Oscar Wilde once observed, “The only difference between saints and sinners is that every saint has a past while every sinner has a future.”
These wise words are utterly lost on Senate Democrats, Left-wing agitators, and their maids and butlers in the liberal media. As they degrade Brett Kavanaugh’s Supreme Court confirmation into Hell on Earth, they ignore his 12 years on the federal bench and 306 judicial opinions. Instead, they obsess over his high school yearbook entries, adolescent alcohol intake, and the ice cubes he threw at a fellow bar patron in 1985.
Kavanaugh’s long-forgotten letter to seven Georgetown Prep schoolmates surfaced Tuesday. While organizing their 1983 visit to Ocean City, Maryland, Kavanaugh jokingly offered “a good idea…warn the neighbors that we’re loud, obnoxious drunks with prolific pukers among us. Advise them to go about 30 miles.”
This set critics’ tongues flapping.
“If you’re going to set yourself up to be a choir boy, there had damn well better be evidence that you are a choir boy,” CNN host Don Lemon scolded. Anchor Chris Cuomo added, “You better be able to sing.”
But Kavanaugh never claimed to be a choir boy. In fact, as the Senate Judiciary Committee dissected him on September 27, Kavanaugh mentioned “beer” or “beers” 46 times.
“Yes, we drank beer,” Kavanaugh testified. “My friends and I, the boys and girls. Yes, we drank beer. I liked beer. Still like beer. We drank beer.”
He and his pals, Kavanaugh admitted, “sometimes probably had too many beers, and sometimes other people had too many beers.”
Kavanaugh began keeping calendars “in ninth grade, in 1980.” They included, he said, “about what you would expect from a kid; some goofy parts, some embarrassing parts.”
But this sinner had a future.
Kavanaugh grew up, worked in President G.W. Bush’s White House, and served on the D.C. Circuit Court, arguably SCOTUS’ J.V. team.
Where would we all be if we were judged for life based on our 18-year-old selves?
Consider the man who penned these words.
“I spent the last two years of high school in a daze,” Obama wrote in "Dreams from My Father: A Story of Race and Inheritance." “I kept playing basketball, attended classes sparingly, drank beer heavily, and tried drugs enthusiastically.”
And don’t forget Obama’s use of “blow” — a.k.a. cocaine. As he wrote about high school, “Pot had helped, and booze; maybe a little blow when you could afford it.”

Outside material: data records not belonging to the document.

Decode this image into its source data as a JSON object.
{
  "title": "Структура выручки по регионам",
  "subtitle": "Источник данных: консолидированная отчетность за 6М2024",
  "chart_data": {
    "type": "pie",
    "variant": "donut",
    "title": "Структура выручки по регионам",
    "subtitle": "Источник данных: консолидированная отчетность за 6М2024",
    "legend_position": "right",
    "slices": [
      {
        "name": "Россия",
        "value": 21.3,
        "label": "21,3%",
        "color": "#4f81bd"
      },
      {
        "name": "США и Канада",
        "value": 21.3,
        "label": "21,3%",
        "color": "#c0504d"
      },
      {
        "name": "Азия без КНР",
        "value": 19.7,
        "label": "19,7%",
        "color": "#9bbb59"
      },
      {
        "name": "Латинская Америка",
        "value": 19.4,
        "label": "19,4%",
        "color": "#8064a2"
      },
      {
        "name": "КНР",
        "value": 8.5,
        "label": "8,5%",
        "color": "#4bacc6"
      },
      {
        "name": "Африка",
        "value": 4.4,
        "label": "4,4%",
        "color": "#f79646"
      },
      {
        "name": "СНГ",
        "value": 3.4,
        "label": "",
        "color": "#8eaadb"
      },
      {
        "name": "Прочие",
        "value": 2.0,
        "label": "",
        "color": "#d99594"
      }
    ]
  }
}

But Obama got focused, turbocharged his ambitions, and served two terms as president of the United States.
Asked if he ever smoked pot, Dana Rohrabacher laughed on "Politically Incorrect," “I did everything but drink the bong water.” He became one of President Reagan’s speechwriters. He currently is running in Orange County, California, for his 16th term as a Republican member of the U.S. House of Representatives.
New York magazine wondered if Michael Bloomberg had smoked marijuana. “You bet I did,” he said. “And I enjoyed it.” Bloomberg served 12 years as mayor of America’s largest city. He has flourished in business, before and since. His estimated net worth: $49.8 billion.
Democrats must stop submitting Kavanaugh’s youth to a post-facto breathalyzer test. If he had a drinking problem, so did millions of American boys and girls who attended college in the early to mid-1980s — an era that took its behavioral cues less from St. Thomas Aquinas’ "Summa Theologiae" and more from "Caddyshack," "Animal House," and "Blazing Saddles." Many of us, to one degree or another, now run this country. These likely include once-wasted collegians who became adults and now write newspaper stories and TV scripts that condemn Kavanaugh for doing exactly what they did at the same age.
Brett Kavanaugh should be confirmed for the Supreme Court, not crucified upon a cross of golden ale. Senator Hatch said it best: “Like Dr. Ford, Judge Kavanaugh deserves fair treatment. He was an immature high schooler. So were we all.”